The City of Santa Barbara was served last week with a lawsuit filed on behalf of two former UCSB students alleging racial discrimination and civil rights violations during an incident outside Cooney’s bar in 2006. The suit, filed in U.S. District Court on June 26, names 16 law enforcement officers from the Santa Barbara Police Department, as well as Chief Cam Sanchez and 10 unidentified defendants.

The 18 complaints listed on behalf of Aseye Allah and Meron Meshesha, both of whom are black, include allegations of suppression of free speech, a conspiracy to interfere with civil rights, battery, excessive force, negligence, and unlawful arrest-charges that City Attorney Steve Wiley said result from a “misunderstanding of what went on.” Wiley said the city, at this point, plans to defend against the lawsuit.

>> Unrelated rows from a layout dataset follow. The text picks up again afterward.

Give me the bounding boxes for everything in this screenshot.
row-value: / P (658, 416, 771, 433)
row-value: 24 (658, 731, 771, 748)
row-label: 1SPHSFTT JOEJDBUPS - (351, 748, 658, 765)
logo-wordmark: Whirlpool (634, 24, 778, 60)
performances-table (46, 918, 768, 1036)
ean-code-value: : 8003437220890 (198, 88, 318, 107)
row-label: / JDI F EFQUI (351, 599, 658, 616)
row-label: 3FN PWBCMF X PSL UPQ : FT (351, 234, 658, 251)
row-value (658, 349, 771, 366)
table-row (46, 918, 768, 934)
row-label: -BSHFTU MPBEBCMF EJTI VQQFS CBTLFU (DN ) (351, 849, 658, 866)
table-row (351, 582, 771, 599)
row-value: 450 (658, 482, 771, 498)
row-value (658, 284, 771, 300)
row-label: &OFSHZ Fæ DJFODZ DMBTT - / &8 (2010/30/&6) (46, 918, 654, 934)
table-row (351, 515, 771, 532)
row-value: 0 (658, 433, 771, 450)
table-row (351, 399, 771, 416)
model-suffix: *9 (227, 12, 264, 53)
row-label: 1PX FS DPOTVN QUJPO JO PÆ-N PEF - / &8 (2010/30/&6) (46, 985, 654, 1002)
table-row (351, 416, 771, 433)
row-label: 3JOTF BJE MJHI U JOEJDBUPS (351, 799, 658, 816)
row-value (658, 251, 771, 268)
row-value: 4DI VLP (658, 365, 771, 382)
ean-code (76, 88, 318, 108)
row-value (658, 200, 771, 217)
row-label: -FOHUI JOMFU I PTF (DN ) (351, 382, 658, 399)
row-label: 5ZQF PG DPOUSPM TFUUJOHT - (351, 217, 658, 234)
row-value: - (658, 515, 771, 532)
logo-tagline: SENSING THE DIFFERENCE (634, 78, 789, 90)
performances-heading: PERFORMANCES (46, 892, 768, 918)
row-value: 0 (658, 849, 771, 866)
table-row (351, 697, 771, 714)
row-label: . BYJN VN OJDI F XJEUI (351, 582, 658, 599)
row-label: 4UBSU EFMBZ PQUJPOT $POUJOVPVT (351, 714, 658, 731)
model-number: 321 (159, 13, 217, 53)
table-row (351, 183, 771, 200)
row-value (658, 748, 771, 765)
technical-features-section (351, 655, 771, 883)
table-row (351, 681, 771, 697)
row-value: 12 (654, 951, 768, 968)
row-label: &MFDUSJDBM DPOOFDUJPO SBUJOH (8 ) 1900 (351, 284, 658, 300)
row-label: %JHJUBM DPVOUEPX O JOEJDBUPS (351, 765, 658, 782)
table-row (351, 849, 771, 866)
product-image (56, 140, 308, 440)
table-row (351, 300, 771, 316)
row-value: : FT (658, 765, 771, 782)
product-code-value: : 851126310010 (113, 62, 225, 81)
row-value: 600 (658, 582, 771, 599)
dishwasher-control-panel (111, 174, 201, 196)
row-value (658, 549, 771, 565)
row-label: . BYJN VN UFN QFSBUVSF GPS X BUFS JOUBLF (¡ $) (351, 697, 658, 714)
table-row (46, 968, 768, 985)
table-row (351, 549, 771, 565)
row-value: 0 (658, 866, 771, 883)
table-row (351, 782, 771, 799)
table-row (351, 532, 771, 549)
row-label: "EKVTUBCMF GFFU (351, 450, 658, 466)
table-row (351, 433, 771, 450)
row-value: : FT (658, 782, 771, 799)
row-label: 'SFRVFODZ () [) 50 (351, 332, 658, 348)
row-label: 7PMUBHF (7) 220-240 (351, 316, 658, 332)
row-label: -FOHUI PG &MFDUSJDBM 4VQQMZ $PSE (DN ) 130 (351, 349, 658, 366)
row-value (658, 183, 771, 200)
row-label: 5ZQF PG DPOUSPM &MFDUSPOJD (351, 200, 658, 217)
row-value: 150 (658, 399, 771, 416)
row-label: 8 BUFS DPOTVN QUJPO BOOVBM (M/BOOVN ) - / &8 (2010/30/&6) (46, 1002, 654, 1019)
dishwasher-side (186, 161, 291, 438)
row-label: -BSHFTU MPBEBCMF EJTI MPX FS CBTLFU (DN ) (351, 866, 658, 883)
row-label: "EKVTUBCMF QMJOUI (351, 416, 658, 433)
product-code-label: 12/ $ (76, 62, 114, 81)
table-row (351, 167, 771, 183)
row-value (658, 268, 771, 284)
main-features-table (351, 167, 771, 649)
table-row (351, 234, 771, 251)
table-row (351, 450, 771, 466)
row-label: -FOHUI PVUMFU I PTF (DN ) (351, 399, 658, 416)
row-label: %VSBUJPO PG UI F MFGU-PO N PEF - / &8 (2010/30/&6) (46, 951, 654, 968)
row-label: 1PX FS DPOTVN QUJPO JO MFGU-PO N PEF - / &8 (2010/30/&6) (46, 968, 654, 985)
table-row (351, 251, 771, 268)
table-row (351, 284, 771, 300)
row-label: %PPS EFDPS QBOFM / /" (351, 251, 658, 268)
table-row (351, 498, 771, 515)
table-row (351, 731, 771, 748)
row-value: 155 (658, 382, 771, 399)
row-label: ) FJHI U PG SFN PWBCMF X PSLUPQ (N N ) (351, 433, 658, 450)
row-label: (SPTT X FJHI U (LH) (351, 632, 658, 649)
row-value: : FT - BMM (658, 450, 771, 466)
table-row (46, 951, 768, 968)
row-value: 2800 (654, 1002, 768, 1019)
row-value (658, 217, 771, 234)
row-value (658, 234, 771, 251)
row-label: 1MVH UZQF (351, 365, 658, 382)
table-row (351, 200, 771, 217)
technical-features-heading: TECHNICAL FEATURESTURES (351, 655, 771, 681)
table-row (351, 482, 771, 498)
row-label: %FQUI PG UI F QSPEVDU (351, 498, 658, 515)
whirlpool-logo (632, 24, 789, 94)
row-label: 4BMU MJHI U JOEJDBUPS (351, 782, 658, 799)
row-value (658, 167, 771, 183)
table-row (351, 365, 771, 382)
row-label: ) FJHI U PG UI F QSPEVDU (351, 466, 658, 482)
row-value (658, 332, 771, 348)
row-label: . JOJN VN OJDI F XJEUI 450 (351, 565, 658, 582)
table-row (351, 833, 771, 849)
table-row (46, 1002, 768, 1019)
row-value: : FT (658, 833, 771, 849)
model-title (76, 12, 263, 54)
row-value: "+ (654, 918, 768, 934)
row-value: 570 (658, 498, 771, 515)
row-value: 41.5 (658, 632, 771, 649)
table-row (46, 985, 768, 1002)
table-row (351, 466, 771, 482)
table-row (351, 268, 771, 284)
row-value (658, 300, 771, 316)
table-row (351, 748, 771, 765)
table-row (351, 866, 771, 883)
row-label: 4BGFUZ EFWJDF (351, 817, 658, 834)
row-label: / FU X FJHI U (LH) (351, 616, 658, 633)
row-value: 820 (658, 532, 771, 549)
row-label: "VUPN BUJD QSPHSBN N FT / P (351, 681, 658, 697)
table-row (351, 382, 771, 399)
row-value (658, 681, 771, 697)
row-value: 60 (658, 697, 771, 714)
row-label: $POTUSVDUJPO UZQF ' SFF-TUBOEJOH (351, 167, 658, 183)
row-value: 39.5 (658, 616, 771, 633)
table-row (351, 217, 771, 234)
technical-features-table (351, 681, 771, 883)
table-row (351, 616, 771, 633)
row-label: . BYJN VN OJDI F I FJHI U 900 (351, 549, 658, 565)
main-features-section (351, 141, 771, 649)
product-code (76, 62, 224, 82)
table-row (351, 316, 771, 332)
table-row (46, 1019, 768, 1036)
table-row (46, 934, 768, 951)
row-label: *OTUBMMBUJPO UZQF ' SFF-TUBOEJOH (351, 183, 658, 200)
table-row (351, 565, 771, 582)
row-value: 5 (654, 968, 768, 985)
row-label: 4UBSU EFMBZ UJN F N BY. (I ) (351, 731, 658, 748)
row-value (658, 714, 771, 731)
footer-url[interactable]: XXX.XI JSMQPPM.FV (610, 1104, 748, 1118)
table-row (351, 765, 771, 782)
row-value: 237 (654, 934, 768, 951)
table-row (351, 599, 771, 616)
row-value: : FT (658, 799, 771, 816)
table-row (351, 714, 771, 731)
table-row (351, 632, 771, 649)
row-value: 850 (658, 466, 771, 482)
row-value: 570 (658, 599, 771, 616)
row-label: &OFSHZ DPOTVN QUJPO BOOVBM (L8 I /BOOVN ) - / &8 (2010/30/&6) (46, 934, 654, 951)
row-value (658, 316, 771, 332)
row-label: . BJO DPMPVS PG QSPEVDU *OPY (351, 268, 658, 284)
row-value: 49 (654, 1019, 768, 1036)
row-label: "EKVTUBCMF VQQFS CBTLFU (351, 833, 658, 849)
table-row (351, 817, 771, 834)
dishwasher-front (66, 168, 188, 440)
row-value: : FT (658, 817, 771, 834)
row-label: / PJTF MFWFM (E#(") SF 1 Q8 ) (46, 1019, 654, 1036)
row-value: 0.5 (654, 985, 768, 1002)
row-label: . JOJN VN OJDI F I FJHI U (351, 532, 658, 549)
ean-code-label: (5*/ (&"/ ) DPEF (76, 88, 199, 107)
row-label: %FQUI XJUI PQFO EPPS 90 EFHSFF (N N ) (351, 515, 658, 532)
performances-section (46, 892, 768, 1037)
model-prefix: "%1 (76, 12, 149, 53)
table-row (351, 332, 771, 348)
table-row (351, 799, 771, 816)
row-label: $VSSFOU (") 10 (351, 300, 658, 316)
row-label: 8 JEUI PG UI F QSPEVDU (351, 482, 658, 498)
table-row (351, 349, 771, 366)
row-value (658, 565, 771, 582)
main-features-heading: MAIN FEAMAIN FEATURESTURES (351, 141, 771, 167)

Allah and Meshesha were part of a large contingent of people celebrating graduation from UCSB at the now-defunct Cooney’s bar, then located at 500 Anacapa St. (now home to EOS Lounge). As closing time approached, a crowd began filing onto the street. Donald Bivens, a visiting Marine from San Diego, hit student Reggie Smith in the face and knocked him unconscious.

A group of women-including Meshesha, who was still inside the club when the assault occurred-tried to help Smith, but officers “abruptly pushed her back away,” and one officer, Andre Feller, according to the complaint, grabbed her arm and “yanked her forcefully down the street.” Feller-who “has a previous history of unreasonable force against students of the local colleges,” the complaint reads-then allegedly threw Meshesha to the ground. At a City Council meeting the Tuesday after the incident, Meshesha told councilmembers, “I was terrified. I couldn’t breathe. : There was a baton or a knee jammed in my back, and I was crying. : My shirt fell down in front of hundreds of people, and I was being dragged by my hair across the street, and I didn’t know why.” Meshesha was wearing a tube top that was pulled down as Feller allegedly dragged her down the street, exposing her breasts to the crowd. Despite begging from Meshesha, Feller wouldn’t give her the opportunity to pull up her top, according to the complaint. Allah told officers she was trying to assist them in calming the crowd, many of whom were being pepper-sprayed and hit with batons, but said she was instead knocked down and then arrested.

Both plaintiffs were cited, Wiley said, and still have pending criminal charges against them. Additionally, both Bivens and Smith pled guilty to crimes, said Wiley, although he didn’t know what the charges had been. While the complaint alleges indiscriminate use of pepper spray, batons, and a canine in a show of excessive force, Wiley said the use was appropriate for crowd control because the situation rose to a “near riot” level that night. The plaintiffs contend the upheaval was only in response to officers’ combative actions. Allah also maintains that, from her holding cell that night, she heard officers conspiring to get their stories straight.

The complaint suggests that the Police Department’s presence outside Cooney’s was greater than elsewhere downtown as a result of “knowledge that the club’s clientele was primarily black”-a charge Wiley denied. “There are police officers assigned to pay attention to closing time,” he said.

Joe Freeman, an attorney for the two plaintiffs, couldn’t be reached for comment, and his office directed questions to co-counsel Gary Casselman, who also couldn’t be reached for comment. The city will have to file either a response or demurrer by the end of the year. Depending on the process, depositions of those involved will take place in the spring or summer of next year.

At the time, police promised the City Council there would be an investigation of the incident. Police Chief Cam Sanchez didn’t return a call to his office before deadline, police spokesperson Lt. Paul McCaffrey was out on vacation, and a call to the watch commander’s office went unanswered, but Wiley said the investigation showed all the involved officers acted appropriately, and none were suspended or reprimanded because of the incident. “The investigation showed every police officer handled this correctly,” he said.